Secara eksplisit, moral adalah hal-hal yang berhubungan dengan proses
sosialisasi individu. Tanpa moral, manusia tidak bias melakukan proses sosialisasi.
Saat ini, moral mempunyai nilai implisit karena banyak orang menilai sikap
bermoral atau tidak dari sudut pandang yang sempit. Manusia harus mempunyai
moral jika ingin dihormati oleh sesamanya. Moral adalah nilai keabsolutan dalam
kehidupan bermasyarakat secara utuh. Penilaian terhadap moral diukur dari
kebudayaan masyarakat setempat. Moral adalah perbuatan, tingkah laku, atau
ucapan seseorang saat beinteraksi dengan manusia. Apabila yang dilakukan
seseorang itu sesuai dengan nilai rasa yang berlaku di masyarakat tersebut dan dapat
diterima, serta menyenagnkan lingkungan masyarakatnya, maka orang itu dinilai
mempunyai moral yang baik, begitu pula sebaliknya. Moral adalah produk dari
budaya dan agama. Moral merupakan kondisi pikiran, ucapan, dan perilaku manusia
yang terkait dengan nilai-nilai baik dan buruk.
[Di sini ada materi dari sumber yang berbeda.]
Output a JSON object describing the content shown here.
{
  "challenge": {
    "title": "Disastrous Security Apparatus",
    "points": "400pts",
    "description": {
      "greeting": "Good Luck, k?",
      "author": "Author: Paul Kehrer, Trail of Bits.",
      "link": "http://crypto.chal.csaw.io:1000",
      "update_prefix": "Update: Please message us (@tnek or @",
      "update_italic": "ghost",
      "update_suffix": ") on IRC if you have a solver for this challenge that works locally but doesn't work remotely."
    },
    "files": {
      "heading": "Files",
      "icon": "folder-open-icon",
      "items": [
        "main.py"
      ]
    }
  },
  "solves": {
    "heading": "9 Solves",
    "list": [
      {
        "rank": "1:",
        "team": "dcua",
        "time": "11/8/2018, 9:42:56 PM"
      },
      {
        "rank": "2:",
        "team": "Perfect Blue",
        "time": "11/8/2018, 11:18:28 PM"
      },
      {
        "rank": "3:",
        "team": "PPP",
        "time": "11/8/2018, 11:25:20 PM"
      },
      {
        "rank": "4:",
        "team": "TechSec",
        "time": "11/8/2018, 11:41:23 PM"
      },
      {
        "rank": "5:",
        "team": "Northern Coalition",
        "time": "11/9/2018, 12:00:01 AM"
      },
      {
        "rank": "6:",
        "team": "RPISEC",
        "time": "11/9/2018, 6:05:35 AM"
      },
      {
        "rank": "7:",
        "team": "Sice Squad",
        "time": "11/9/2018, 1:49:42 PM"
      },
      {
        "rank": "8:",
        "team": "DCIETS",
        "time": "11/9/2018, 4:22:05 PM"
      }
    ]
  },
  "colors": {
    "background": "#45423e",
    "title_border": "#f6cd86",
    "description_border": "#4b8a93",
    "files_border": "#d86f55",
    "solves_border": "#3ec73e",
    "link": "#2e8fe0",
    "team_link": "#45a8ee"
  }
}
“Moralitas” (Latin: moralis) mempunyai arti yang pada dasarnya sama dengan
“moral”, hanya ada nada lebih abstrak. Berbicara tentang “moralitas suatu
perbuatan”, artinya segi moral suatu perbuatan atau baik buruknya perbuatan
tersebut. Moralitas adalah sifat moral atau keseluruhan asas dan nilai yang
berkenaan dengan baik dan buruk.

C. PENGERTIAN HUKUM
Hukum dapat diartikan sebagai ilmu pengetahuan, disiplin, kaedah, tata
hukum, petugas (hukum), keputusan penguasa, proses pemerintahan, perilaku yang
ajeg atau sikap tindak yang teratur dan juga sebagai suatu jalinan nilai-nilai.
Ada beberapa pengertian hukum yang dikemukakan oleh para ahli, antara lain:
1. M. Meyers
Hukum adalah semua aturan yang mengandung pertimbangan kesusilaan,
ditujukan kepada tingkah laku manusia dalam masyarakat dan menjadi pedoman
sebagai penguasa-penguasa dalam melakukan tugasnya.
2. Immanuel Kant
Hukum adalah keseluruhan syarat-syarat yang dengan ini kehendak bebas dari
orang yang satu dapat menyesuaikan diri kehendak bebas dari orang lain,
menuruti peraturan hukum tentang kemerdekaan.
3. S. M. Amin, S.H.
Hukum adalah kumpulan peraturan-peraturan yang terdiri atas norma dan
sanksi-sanksi serta bertujuan untuk mengadakan ketertiban dalam pergaulan
manusia sehingga keamanan dan ketertiban terpelihara.
4. M. H. Tirto Atmidjaya, S.H.
Hukum adalah semua aturan (Norma) yang harus diturut dalam tingkah laku
tindakan-tindakan dalam pergaulan hidup dengan ancaman mesti mengganti
kerugian jika melanggar aturan-aturan itu membahayakan diri sendiri atau harta,
umpamanya orang akan kehilangan kemerdekaannya, didenda dan sebagainya.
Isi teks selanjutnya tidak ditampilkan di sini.